Dr Oumar Mariko, Chevalier du mérite citoyen




D’accord, la crise actuelle est l’occasion de faire le procès moral de la gouvernance de l’Exécutif. Mais, elle est aussi le moment opportun de mettre toutes les formations politiques face à leurs responsabilités, notamment dans la formation des citoyens. Or, alors que conquérir ou conserver le pouvoir constituent l’unique leitmotiv de nos partis politiques, seul le Sadi s’attelle assidument à organiser des formations sur la citoyenneté.

A chaque crise ses enseignements. L’imbroglio socio-politique que notre pays vit actuellement est riche en leçons protéiformes.
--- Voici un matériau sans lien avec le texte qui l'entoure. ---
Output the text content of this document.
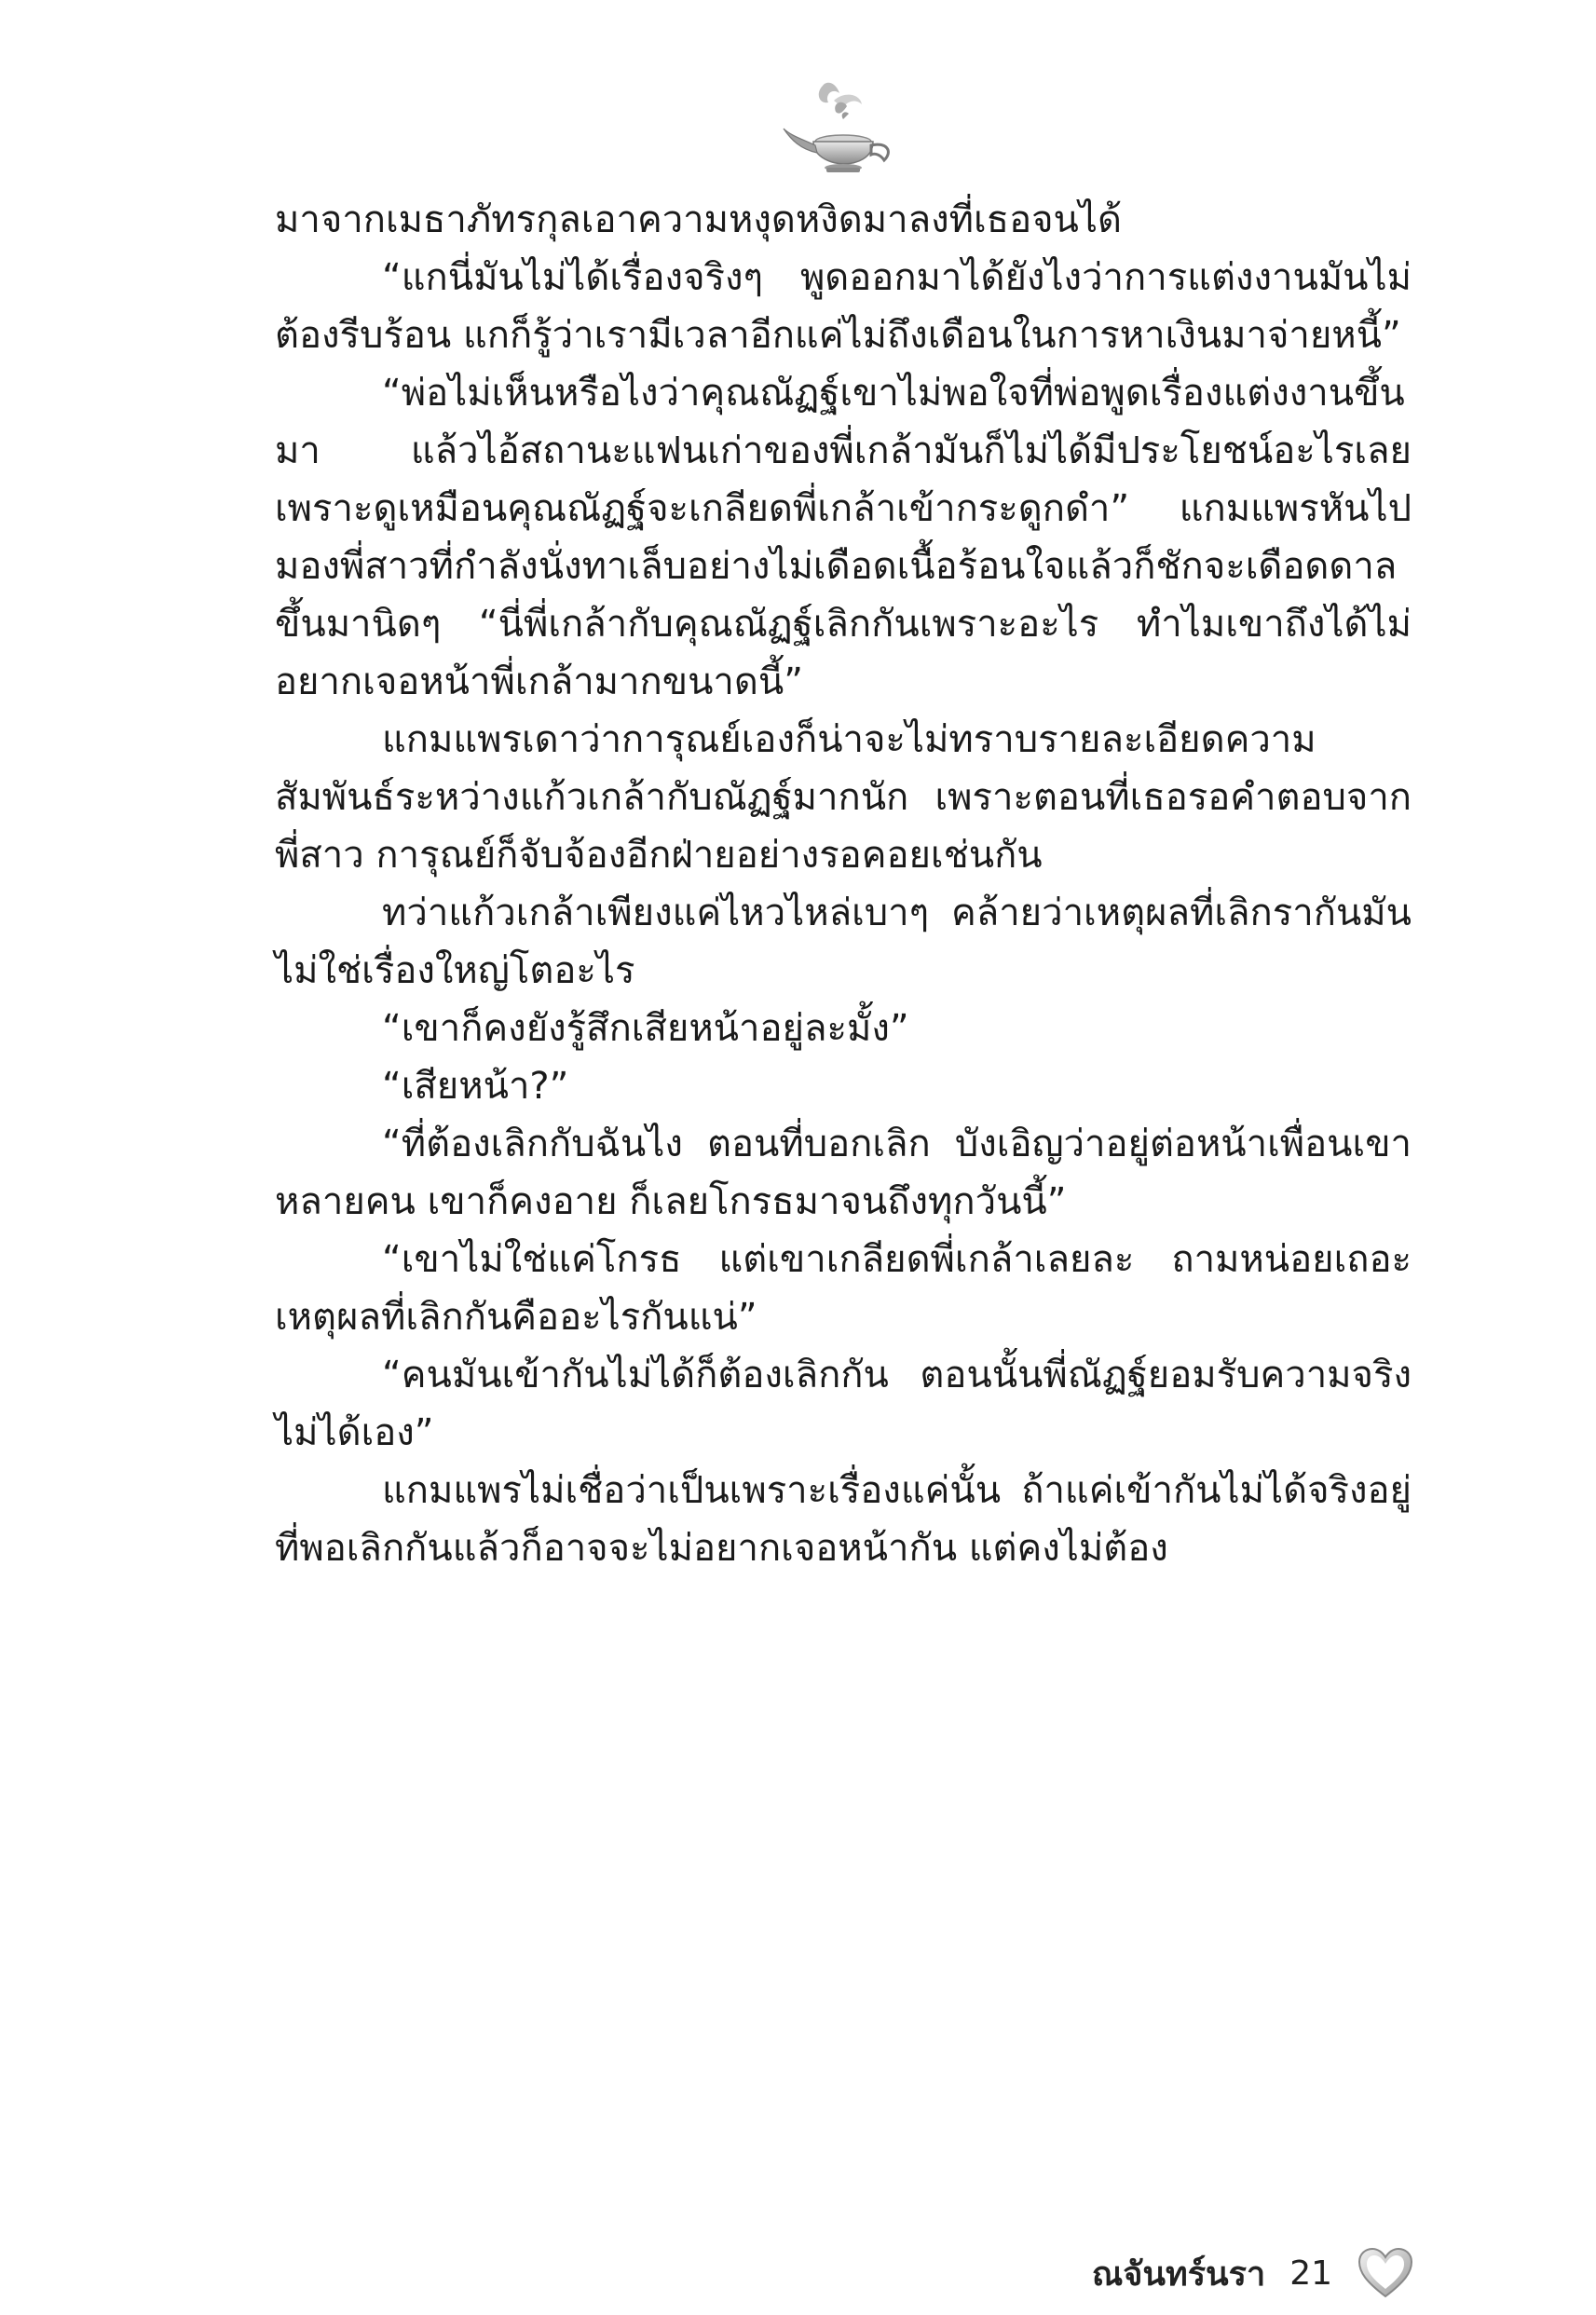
มาจากเมธาภัทรกุลเอาความหงุดหงิดมาลงที่เธอจนได้

“แกนี่มันไม่ได้เรื่องจริงๆ พูดออกมาได้ยังไงว่าการแต่งงานมันไม่ต้องรีบร้อน แกก็รู้ว่าเรามีเวลาอีกแค่ไม่ถึงเดือนในการหาเงินมาจ่ายหนี้”

“พ่อไม่เห็นหรือไงว่าคุณณัฏฐ์เขาไม่พอใจที่พ่อพูดเรื่องแต่งงานขึ้นมา แล้วไอ้สถานะแฟนเก่าของพี่เกล้ามันก็ไม่ได้มีประโยชน์อะไรเลย เพราะดูเหมือนคุณณัฏฐ์จะเกลียดพี่เกล้าเข้ากระดูกดำ” แกมแพรหันไปมองพี่สาวที่กำลังนั่งทาเล็บอย่างไม่เดือดเนื้อร้อนใจแล้วก็ชักจะเดือดดาลขึ้นมานิดๆ “นี่พี่เกล้ากับคุณณัฏฐ์เลิกกันเพราะอะไร ทำไมเขาถึงได้ไม่อยากเจอหน้าพี่เกล้ามากขนาดนี้”

แกมแพรเดาว่าการุณย์เองก็น่าจะไม่ทราบรายละเอียดความสัมพันธ์ระหว่างแก้วเกล้ากับณัฏฐ์มากนัก เพราะตอนที่เธอรอคำตอบจากพี่สาว การุณย์ก็จับจ้องอีกฝ่ายอย่างรอคอยเช่นกัน

ทว่าแก้วเกล้าเพียงแค่ไหวไหล่เบาๆ คล้ายว่าเหตุผลที่เลิกรากันมันไม่ใช่เรื่องใหญ่โตอะไร

“เขาก็คงยังรู้สึกเสียหน้าอยู่ละมั้ง”

“เสียหน้า?”

“ที่ต้องเลิกกับฉันไง ตอนที่บอกเลิก บังเอิญว่าอยู่ต่อหน้าเพื่อนเขาหลายคน เขาก็คงอาย ก็เลยโกรธมาจนถึงทุกวันนี้”

“เขาไม่ใช่แค่โกรธ แต่เขาเกลียดพี่เกล้าเลยละ ถามหน่อยเถอะเหตุผลที่เลิกกันคืออะไรกันแน่”

“คนมันเข้ากันไม่ได้ก็ต้องเลิกกัน ตอนนั้นพี่ณัฏฐ์ยอมรับความจริงไม่ได้เอง”

แกมแพรไม่เชื่อว่าเป็นเพราะเรื่องแค่นั้น ถ้าแค่เข้ากันไม่ได้จริงอยู่ที่พอเลิกกันแล้วก็อาจจะไม่อยากเจอหน้ากัน แต่คงไม่ต้อง

ณจันทร์นรา 21
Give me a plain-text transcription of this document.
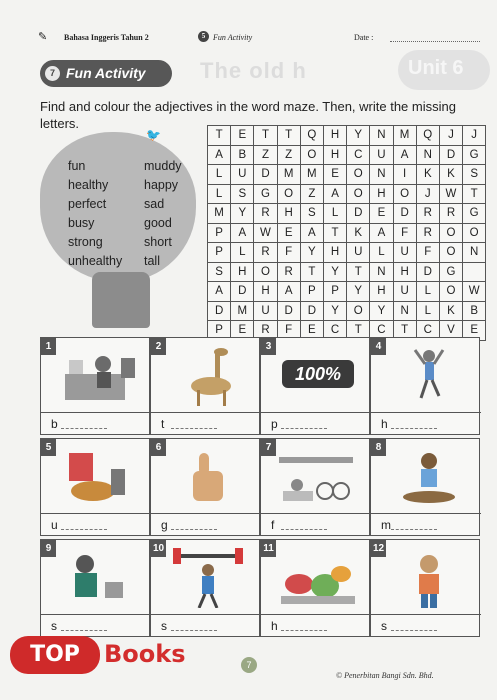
✎ Bahasa Inggeris Tahun 2	5 Fun Activity	Date :
The old h	Unit 6
7 Fun Activity
Find and colour the adjectives in the word maze. Then, write the missing letters.
🐦
fun
healthy
perfect
busy
strong
unhealthy
muddy
happy
sad
good
short
tall
T	E	T	T	Q	H	Y	N	M	Q	J	J
A	B	Z	Z	O	H	C	U	A	N	D	G
L	U	D	M	M	E	O	N	I	K	K	S
L	S	G	O	Z	A	O	H	O	J	W	T
M	Y	R	H	S	L	D	E	D	R	R	G
P	A	W	E	A	T	K	A	F	R	O	O
P	L	R	F	Y	H	U	L	U	F	O	N
S	H	O	R	T	Y	T	N	H	D	G	
A	D	H	A	P	P	Y	H	U	L	O	W
D	M	U	D	D	Y	O	Y	N	L	K	B
P	E	R	F	E	C	T	C	T	C	V	E
1
b
2
t
3
100%
p
4
h
5
u
6
g
7
f
8
m
9
s
10
s
11
h
12
s
7
© Penerbitan Bangi Sdn. Bhd.
TOP	Books
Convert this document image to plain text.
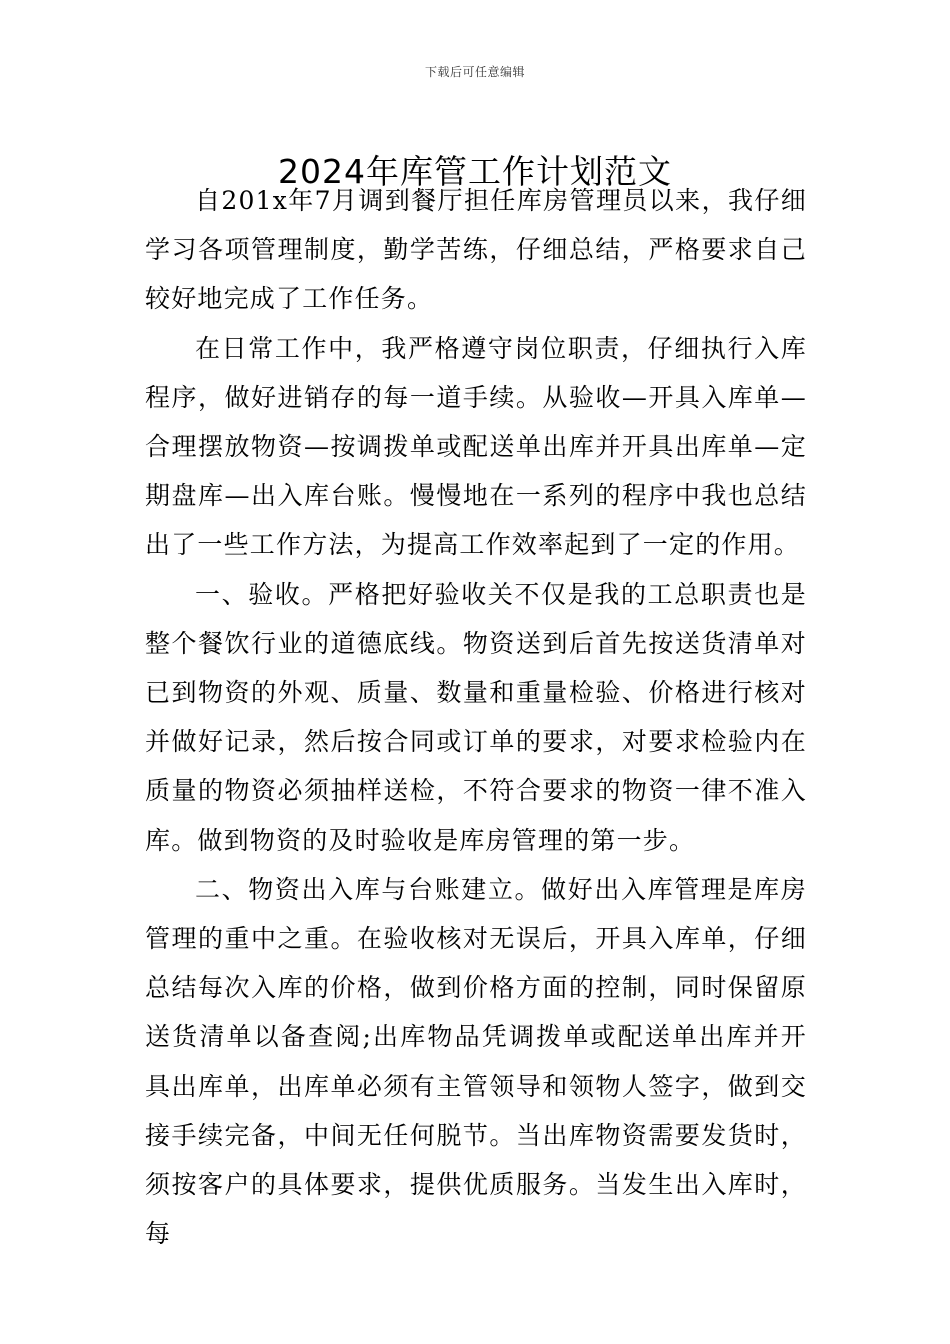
下载后可任意编辑
2024年库管工作计划范文

自201x年7月调到餐厅担任库房管理员以来，我仔细学习各项管理制度，勤学苦练，仔细总结，严格要求自己较好地完成了工作任务。

在日常工作中，我严格遵守岗位职责，仔细执行入库程序，做好进销存的每一道手续。从验收—开具入库单—合理摆放物资—按调拨单或配送单出库并开具出库单—定期盘库—出入库台账。慢慢地在一系列的程序中我也总结出了一些工作方法，为提高工作效率起到了一定的作用。

一、验收。严格把好验收关不仅是我的工总职责也是整个餐饮行业的道德底线。物资送到后首先按送货清单对已到物资的外观、质量、数量和重量检验、价格进行核对并做好记录，然后按合同或订单的要求，对要求检验内在质量的物资必须抽样送检，不符合要求的物资一律不准入库。做到物资的及时验收是库房管理的第一步。

二、物资出入库与台账建立。做好出入库管理是库房管理的重中之重。在验收核对无误后，开具入库单，仔细总结每次入库的价格，做到价格方面的控制，同时保留原送货清单以备查阅;出库物品凭调拨单或配送单出库并开具出库单，出库单必须有主管领导和领物人签字，做到交接手续完备，中间无任何脱节。当出库物资需要发货时，须按客户的具体要求，提供优质服务。当发生出入库时，每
La gouvernance dilettante et calamiteuse, en transformant la nation en un amphithéâtre de la précarité et de la chienlit,  donne à chacun de nous l’occasion de réfléchir sur les causes lointaines et immédiates de cette décadence du Mali.

Les questions portant sur la corruption à effrayante échelle, les sujets relatifs aux violations répétées de la Constitution, le népotisme et le clientélisme érigés en système de gouvernance, la dangereuse tentation de « l’absolutisme royal », le manque de vision, de programme et de cap clair, la propension au hold-up électoral etc. ;  sont des points qui font l’objet de tous les débats et de toutes les attentions, à présent. Qu’il nous soit donc permis de ne pas nous y arrêter une fois de plus.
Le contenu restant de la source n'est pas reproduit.